Com pesadas penas de prisão às costas, sem nada que o prendesse a Portugal (família, trabalho ou património) e com meios financeiros ao seu dispor (os autos dos diversos processos do caso BPP evidenciam transferências de milhões de euros entre diferentes offshores controladas por Rendeiro), o ex-banqueiro tinha razões para abandonar Portugal.

Ora, nenhuma destas informações foi devidamente evidenciada pelos juízes e procuradores dos tribunais superiores que tiveram de avaliar os recursos e os diferentes incidentes processuais criados pela defesa de João Rendeiro. E não foram devidamente evidenciadas porque não existe qualquer cultura judiciária que promova uma comunicação entre quem investiga os processos, quem faz os julgamentos e quem acompanha os recursos.

Todas essas diferentes camadas do nosso sistema judicial vivem isoladas e sem qualquer tipo de comunicação entre si.

As sucessivas viagens ao estrangeiro e um mês na Costa Rica

Entre novembro de 2017 e novembro de 2019, João Rendeiro fez sete viagens para Miami e Nova Iorque, sempre dando conhecimento disso às autoridades.

Tendo como medida de coação o termo de identidade e residência, a lei apenas obriga que o arguido comunique aos autos o destino das suas viagens quando se ausenta por mais de cinco dias de Portugal. E foi precisamente isso que Rendeiro fez, dando, como a lei impõe, a morada exata do local em Miami ou em Nova Iorque onde podia ser encontrado.

Não é que o Tribunal Judicial da Comarca de Lisboa ou o Ministério Público fossem verificar à posteriori se efetivamente Rendeiro se encontrava em cada uma daquelas moradas. Trata-se de um simples procedimento burocrático que é cumprido pela informação por escrito dada pelo respetivo advogado do arguido que fica registada nos autos.

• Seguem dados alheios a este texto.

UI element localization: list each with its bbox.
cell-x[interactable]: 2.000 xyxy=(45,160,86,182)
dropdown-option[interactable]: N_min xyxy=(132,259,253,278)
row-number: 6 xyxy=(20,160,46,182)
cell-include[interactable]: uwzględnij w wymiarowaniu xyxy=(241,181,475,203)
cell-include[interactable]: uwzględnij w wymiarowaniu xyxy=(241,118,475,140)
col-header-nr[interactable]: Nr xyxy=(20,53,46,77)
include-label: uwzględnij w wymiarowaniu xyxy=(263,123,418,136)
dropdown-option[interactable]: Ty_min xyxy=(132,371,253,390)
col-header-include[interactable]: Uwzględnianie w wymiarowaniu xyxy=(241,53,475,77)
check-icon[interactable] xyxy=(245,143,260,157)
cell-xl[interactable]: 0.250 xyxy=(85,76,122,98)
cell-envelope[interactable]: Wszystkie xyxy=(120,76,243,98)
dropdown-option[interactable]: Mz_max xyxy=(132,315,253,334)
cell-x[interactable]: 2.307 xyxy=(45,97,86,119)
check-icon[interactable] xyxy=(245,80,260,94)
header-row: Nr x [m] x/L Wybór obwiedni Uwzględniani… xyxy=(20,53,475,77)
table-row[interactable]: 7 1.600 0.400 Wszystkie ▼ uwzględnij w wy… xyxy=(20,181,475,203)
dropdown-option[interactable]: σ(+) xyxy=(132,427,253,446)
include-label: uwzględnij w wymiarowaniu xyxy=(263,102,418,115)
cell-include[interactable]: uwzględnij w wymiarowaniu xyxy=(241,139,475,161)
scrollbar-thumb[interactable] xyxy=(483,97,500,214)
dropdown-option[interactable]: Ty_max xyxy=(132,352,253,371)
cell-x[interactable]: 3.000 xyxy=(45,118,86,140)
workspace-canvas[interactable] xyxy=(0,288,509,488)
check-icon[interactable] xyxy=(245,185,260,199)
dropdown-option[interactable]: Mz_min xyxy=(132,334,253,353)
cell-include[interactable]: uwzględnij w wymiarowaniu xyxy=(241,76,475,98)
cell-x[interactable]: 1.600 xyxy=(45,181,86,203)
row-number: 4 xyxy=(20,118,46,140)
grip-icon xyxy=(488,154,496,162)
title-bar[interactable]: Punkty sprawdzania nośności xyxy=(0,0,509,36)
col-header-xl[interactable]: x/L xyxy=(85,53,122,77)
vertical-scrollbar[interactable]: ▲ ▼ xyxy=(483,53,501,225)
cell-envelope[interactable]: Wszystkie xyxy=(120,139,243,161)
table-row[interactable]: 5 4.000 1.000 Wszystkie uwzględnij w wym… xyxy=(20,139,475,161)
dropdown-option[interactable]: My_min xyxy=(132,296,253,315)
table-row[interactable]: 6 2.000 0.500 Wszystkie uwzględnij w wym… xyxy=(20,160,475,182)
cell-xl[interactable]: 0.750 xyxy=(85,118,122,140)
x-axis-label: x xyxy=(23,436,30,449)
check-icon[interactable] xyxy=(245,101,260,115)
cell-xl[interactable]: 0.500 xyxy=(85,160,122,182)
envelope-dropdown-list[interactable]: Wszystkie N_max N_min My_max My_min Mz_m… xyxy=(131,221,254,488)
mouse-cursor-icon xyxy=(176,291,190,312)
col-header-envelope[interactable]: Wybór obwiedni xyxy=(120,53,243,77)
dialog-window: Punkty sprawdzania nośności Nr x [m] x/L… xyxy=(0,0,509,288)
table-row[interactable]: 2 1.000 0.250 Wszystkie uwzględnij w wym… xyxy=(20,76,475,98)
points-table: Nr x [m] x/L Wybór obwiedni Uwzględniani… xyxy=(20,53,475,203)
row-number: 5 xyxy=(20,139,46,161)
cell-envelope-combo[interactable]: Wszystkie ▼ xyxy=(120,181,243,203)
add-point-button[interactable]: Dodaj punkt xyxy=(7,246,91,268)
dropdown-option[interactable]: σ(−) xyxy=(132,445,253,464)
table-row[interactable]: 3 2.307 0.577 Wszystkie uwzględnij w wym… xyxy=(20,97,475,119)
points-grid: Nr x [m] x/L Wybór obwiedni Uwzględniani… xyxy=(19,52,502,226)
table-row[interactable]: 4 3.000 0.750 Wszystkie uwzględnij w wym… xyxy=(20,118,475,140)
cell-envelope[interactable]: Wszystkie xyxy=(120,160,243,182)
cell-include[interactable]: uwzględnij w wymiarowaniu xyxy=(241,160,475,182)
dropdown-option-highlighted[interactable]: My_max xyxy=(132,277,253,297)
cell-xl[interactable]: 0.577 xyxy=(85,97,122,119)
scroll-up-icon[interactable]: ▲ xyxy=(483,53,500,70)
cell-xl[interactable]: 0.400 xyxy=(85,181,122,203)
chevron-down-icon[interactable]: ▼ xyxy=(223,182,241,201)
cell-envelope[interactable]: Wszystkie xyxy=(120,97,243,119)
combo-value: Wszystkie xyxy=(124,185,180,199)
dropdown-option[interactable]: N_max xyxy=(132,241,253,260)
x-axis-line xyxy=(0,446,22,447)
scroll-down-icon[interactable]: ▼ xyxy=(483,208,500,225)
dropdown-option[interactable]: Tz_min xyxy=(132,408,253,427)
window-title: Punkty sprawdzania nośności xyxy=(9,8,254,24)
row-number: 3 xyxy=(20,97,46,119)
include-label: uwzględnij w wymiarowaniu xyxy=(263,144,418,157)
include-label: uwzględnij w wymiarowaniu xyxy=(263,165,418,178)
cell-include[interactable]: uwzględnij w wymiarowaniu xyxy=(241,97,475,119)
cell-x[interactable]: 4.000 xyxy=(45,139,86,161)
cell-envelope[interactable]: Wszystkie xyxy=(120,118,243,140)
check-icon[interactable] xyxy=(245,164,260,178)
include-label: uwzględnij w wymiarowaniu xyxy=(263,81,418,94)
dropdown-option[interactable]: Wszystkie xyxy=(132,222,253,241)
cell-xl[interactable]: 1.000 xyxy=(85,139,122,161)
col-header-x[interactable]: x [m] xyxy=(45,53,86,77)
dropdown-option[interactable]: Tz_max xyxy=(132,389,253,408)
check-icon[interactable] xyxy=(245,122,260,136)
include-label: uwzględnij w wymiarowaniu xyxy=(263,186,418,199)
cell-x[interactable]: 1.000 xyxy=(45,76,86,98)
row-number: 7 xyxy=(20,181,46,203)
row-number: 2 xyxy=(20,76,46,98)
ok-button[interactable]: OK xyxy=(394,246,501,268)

Ora, João Rendeiro alterou unilateralmente o procedimento obrigatório quando viajou para a Costa Rica a 15 de julho último, para ficar neste país da América Central até 21 de agosto. Em primeiro lugar, só comunicou aos autos quatro dias depois de alegadamente ter chegado à Costa Rica.

A ausência de Rendeiro na Costa Rica entre 15 de julho e 21 de agosto verifica-se quando os autos do processo da falsificação da contabilidade estão prestes a transitar em julgado. É precisamente no dia 15 de julho que o plenário do Tribunal Constitucional recusa a sua reclamação. Ou seja, a estrada dos recursos fecha-se definitvamente para Rendeiro.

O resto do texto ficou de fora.